The LDPC executive also stated that his organization has communicated with governmental institutions and other key stakeholders managing the National COVID-19 Response and the National Household Food Support Program to place more emphasis on substance users who are also a threat to our peace and security.


“It is time we start to think how we can all address the issue of drug abuse in Liberia rather than waiting for a situation such as the COVID-19 to give a handout to vulnerable young people” Koryor stressed. The drug policy activist also stated that there is an urgent to reform our drug laws and policies that are evidence-based, data-driven, and take into account human rights other than just focusing on law enforcement when in fact, those law enforcement institutions are underfunded to combat drug trafficking in Liberia.


Koryor also stated that during a recent outreach activity, it was discovered that SGBV has increased against female substance users who are also sexually abused and exploited on a daily basis, because of the difficulties and hardship faced them during this COVID-19.


The LDPC coordinator stressed that his institutions will continue to engage the relevant stakeholders to ensure that substance users living on the streets are considered as primary or key beneficiaries of different social welfare and safety net programs more especially during this global health emergency.

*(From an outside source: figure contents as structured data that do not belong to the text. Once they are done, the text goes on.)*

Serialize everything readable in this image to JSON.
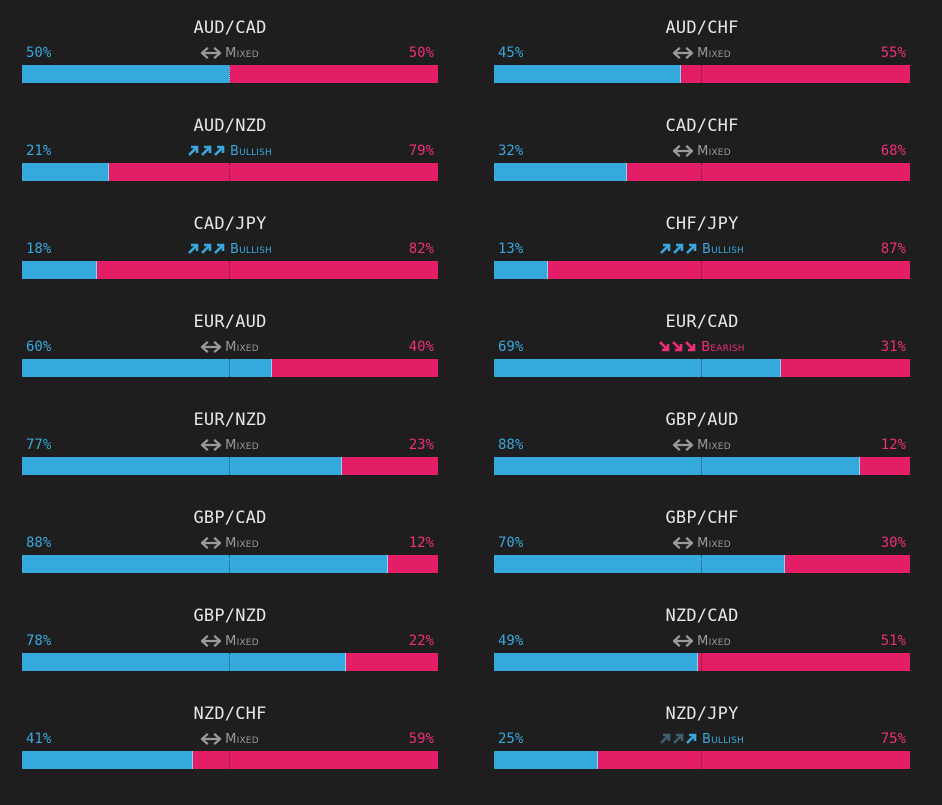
{
  "colors": {
    "long": "#39a7dc",
    "short": "#ee2f78",
    "mixed": "#9a9a9a",
    "bullish": "#39a7dc",
    "bearish": "#ee2f78",
    "dim_arrow": "#3f5e6e"
  },
  "pairs": [
    {
      "pair": "AUD/CAD",
      "long_pct": "50%",
      "short_pct": "50%",
      "long_value": 50,
      "sentiment": "Mixed",
      "sentiment_type": "mixed",
      "icon": "double-arrow-horizontal-icon"
    },
    {
      "pair": "AUD/CHF",
      "long_pct": "45%",
      "short_pct": "55%",
      "long_value": 45,
      "sentiment": "Mixed",
      "sentiment_type": "mixed",
      "icon": "double-arrow-horizontal-icon"
    },
    {
      "pair": "AUD/NZD",
      "long_pct": "21%",
      "short_pct": "79%",
      "long_value": 21,
      "sentiment": "Bullish",
      "sentiment_type": "bullish",
      "icon": "triple-up-arrow-icon"
    },
    {
      "pair": "CAD/CHF",
      "long_pct": "32%",
      "short_pct": "68%",
      "long_value": 32,
      "sentiment": "Mixed",
      "sentiment_type": "mixed",
      "icon": "double-arrow-horizontal-icon"
    },
    {
      "pair": "CAD/JPY",
      "long_pct": "18%",
      "short_pct": "82%",
      "long_value": 18,
      "sentiment": "Bullish",
      "sentiment_type": "bullish",
      "icon": "triple-up-arrow-icon"
    },
    {
      "pair": "CHF/JPY",
      "long_pct": "13%",
      "short_pct": "87%",
      "long_value": 13,
      "sentiment": "Bullish",
      "sentiment_type": "bullish",
      "icon": "triple-up-arrow-icon"
    },
    {
      "pair": "EUR/AUD",
      "long_pct": "60%",
      "short_pct": "40%",
      "long_value": 60,
      "sentiment": "Mixed",
      "sentiment_type": "mixed",
      "icon": "double-arrow-horizontal-icon"
    },
    {
      "pair": "EUR/CAD",
      "long_pct": "69%",
      "short_pct": "31%",
      "long_value": 69,
      "sentiment": "Bearish",
      "sentiment_type": "bearish",
      "icon": "triple-down-arrow-icon"
    },
    {
      "pair": "EUR/NZD",
      "long_pct": "77%",
      "short_pct": "23%",
      "long_value": 77,
      "sentiment": "Mixed",
      "sentiment_type": "mixed",
      "icon": "double-arrow-horizontal-icon"
    },
    {
      "pair": "GBP/AUD",
      "long_pct": "88%",
      "short_pct": "12%",
      "long_value": 88,
      "sentiment": "Mixed",
      "sentiment_type": "mixed",
      "icon": "double-arrow-horizontal-icon"
    },
    {
      "pair": "GBP/CAD",
      "long_pct": "88%",
      "short_pct": "12%",
      "long_value": 88,
      "sentiment": "Mixed",
      "sentiment_type": "mixed",
      "icon": "double-arrow-horizontal-icon"
    },
    {
      "pair": "GBP/CHF",
      "long_pct": "70%",
      "short_pct": "30%",
      "long_value": 70,
      "sentiment": "Mixed",
      "sentiment_type": "mixed",
      "icon": "double-arrow-horizontal-icon"
    },
    {
      "pair": "GBP/NZD",
      "long_pct": "78%",
      "short_pct": "22%",
      "long_value": 78,
      "sentiment": "Mixed",
      "sentiment_type": "mixed",
      "icon": "double-arrow-horizontal-icon"
    },
    {
      "pair": "NZD/CAD",
      "long_pct": "49%",
      "short_pct": "51%",
      "long_value": 49,
      "sentiment": "Mixed",
      "sentiment_type": "mixed",
      "icon": "double-arrow-horizontal-icon"
    },
    {
      "pair": "NZD/CHF",
      "long_pct": "41%",
      "short_pct": "59%",
      "long_value": 41,
      "sentiment": "Mixed",
      "sentiment_type": "mixed",
      "icon": "double-arrow-horizontal-icon"
    },
    {
      "pair": "NZD/JPY",
      "long_pct": "25%",
      "short_pct": "75%",
      "long_value": 25,
      "sentiment": "Bullish",
      "sentiment_type": "bullish-weak",
      "icon": "single-up-arrow-icon"
    }
  ]
}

The Liberia Drug Policy Coalition-LDPC is a consortium of registered Civil Society Organizations established by Alumnus of the West Africa Executive Course on Human Rights & Drug Policy supported by Open Society Initiative for West Africa, University of Ghana School of Law, and funded by the Open Society Foundation.


LDPC is a national umbrella organization and the lead campaigner for Drug Policy Reform in Liberia. LDPC comprises of seven (7) civil society organizations who are members of the West Africa Drug Policy Network (WADPN) and the International Society of Substance Use Professionals (ISSUP) advocating and promoting drug policies that are evidence-based and data-driven that take into account public health and human rights in Liberia.


LDPC develop, implement, and manage programs and projects that are built on four fundamental pillars also known as the RAAC agenda: Research, Advocacy, Awareness & Capacity. LDPC advocate and create awareness for the popularization and domestication of the Model Drug Law for West Africa, decriminalization of drug laws and policy, collect, analyze and provides qualitative and quantitative data that are vital and imperative to drug policy reform in Liberia.